Another thing the Moon can’t protect itself from without an atmosphere is meteorites. That’s why the surface of the satellite is dotted with craters. For comparison, there are about 190 identified impact craters on our planet. Many of them are hidden by vegetation or covered with water. But if we speak about the Moon, the number is so much greater — several million! And around 5,000 of them are more than 12 miles across!
The Moon is less seismically active than Earth. That’s why these craters and other ancient formations stay in perfect condition for centuries. But even though the Moon’s surface is mostly dormant, Earth’s natural satellite still experiences moonquakes.
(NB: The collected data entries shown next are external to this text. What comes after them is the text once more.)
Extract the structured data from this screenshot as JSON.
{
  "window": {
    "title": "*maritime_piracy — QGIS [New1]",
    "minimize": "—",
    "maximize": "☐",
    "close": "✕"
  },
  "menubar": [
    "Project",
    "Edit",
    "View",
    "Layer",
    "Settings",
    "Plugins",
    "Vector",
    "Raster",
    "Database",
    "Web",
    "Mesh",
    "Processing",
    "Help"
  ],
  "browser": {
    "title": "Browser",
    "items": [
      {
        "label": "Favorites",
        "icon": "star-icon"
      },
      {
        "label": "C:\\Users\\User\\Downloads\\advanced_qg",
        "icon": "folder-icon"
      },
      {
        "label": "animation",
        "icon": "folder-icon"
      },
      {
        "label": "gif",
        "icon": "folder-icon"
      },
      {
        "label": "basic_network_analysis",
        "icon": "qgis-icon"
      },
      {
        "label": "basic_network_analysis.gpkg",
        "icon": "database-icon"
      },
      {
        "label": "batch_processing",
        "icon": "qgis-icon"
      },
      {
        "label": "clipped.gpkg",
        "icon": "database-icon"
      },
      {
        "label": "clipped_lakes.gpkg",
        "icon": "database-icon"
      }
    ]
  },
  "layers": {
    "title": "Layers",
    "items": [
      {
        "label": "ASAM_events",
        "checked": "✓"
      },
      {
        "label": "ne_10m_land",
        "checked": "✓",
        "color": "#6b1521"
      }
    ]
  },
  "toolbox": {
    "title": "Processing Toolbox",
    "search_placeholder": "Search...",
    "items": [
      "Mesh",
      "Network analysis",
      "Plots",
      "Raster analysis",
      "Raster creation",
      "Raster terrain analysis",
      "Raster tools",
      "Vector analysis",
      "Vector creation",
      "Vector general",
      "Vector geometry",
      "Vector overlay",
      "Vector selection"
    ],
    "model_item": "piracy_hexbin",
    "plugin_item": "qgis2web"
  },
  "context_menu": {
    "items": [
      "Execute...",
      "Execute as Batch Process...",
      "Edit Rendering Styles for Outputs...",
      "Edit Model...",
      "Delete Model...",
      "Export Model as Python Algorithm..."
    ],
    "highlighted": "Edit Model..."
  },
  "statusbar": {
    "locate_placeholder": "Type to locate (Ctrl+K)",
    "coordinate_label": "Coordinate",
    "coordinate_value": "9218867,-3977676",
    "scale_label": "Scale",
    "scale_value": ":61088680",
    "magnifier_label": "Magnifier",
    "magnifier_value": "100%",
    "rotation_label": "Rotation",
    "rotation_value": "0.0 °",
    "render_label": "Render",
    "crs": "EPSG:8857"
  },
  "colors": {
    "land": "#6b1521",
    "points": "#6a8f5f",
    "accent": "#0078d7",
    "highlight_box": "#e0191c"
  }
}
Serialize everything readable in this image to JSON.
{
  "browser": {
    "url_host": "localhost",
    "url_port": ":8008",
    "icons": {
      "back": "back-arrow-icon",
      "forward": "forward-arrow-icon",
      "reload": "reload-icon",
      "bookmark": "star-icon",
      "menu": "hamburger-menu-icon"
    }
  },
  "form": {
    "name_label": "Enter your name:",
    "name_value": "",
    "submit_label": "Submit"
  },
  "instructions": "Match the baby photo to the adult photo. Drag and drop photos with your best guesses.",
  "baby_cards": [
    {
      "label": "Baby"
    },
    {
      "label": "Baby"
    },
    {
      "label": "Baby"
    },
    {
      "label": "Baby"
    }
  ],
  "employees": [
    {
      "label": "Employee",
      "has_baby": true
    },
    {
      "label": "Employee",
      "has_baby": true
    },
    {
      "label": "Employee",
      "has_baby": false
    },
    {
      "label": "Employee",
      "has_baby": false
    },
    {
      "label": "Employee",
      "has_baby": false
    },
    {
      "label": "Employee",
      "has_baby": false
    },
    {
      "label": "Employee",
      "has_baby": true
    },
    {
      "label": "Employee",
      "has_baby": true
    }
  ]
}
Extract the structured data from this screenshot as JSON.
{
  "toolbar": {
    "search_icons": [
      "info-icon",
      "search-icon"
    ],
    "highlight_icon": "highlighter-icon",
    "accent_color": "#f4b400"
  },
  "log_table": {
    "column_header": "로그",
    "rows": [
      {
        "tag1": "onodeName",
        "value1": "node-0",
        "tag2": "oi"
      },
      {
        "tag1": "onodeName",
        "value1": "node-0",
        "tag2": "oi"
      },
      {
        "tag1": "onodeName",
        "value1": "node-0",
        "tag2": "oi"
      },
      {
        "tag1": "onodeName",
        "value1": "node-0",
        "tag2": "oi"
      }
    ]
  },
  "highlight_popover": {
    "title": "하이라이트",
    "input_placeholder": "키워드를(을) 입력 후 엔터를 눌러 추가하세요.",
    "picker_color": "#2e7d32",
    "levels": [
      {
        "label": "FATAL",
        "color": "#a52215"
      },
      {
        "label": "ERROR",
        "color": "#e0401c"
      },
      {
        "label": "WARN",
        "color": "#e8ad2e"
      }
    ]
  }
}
They start several miles beneath the surface. One theory suggests that they may be happening because the Moon is shrinking as its insides are cooling. Scientists say the Moon has become around 150 feet skinnier than it used to be several hundred million years ago.
So, how’s it work? Picture a grape turning into a raisin. It wrinkles while shrinking. The same is happening to the Moon. It’s shrinking, and it’s wrinkling. But unlike a grape, the Moon doesn’t have any flexible skin. Its surface is hard and brittle. So, as the Moon gets smaller, the crust cracks and breaks. Its sections get pushed over neighboring parts.
Researchers are almost sure that such faults are still active and likely responsible for the quakes shaking the Moon. Some of these quakes are pretty strong, up to 5 on the Richter scale! When you look up at the Moon, you always see the same side of Earth’s natural satellite! Like our planet, the Moon rotates around its axis. But this rotation lasts around 27 days. This is the same time the Moon needs to orbit Earth. Such a phenomenon is called “tidal locking.”
Before space exploration started, people had never seen the other face of the Moon. They didn’t know what the far side looked like. While the near side of the Moon is mostly large plains covering impact basins, the far side is rugged and cratered. The crust is thicker there, with less evidence of volcanic activity. By the way, the Moon isn’t perfectly round (or spherical). It’s shaped like an egg. When you’re looking at it, one of its small ends is always pointing at you. This is the reason why the Moon’s center of mass isn’t its geometrical center. In reality, it’s a bit more than 1 mile off-center. Like a poorly made golf ball.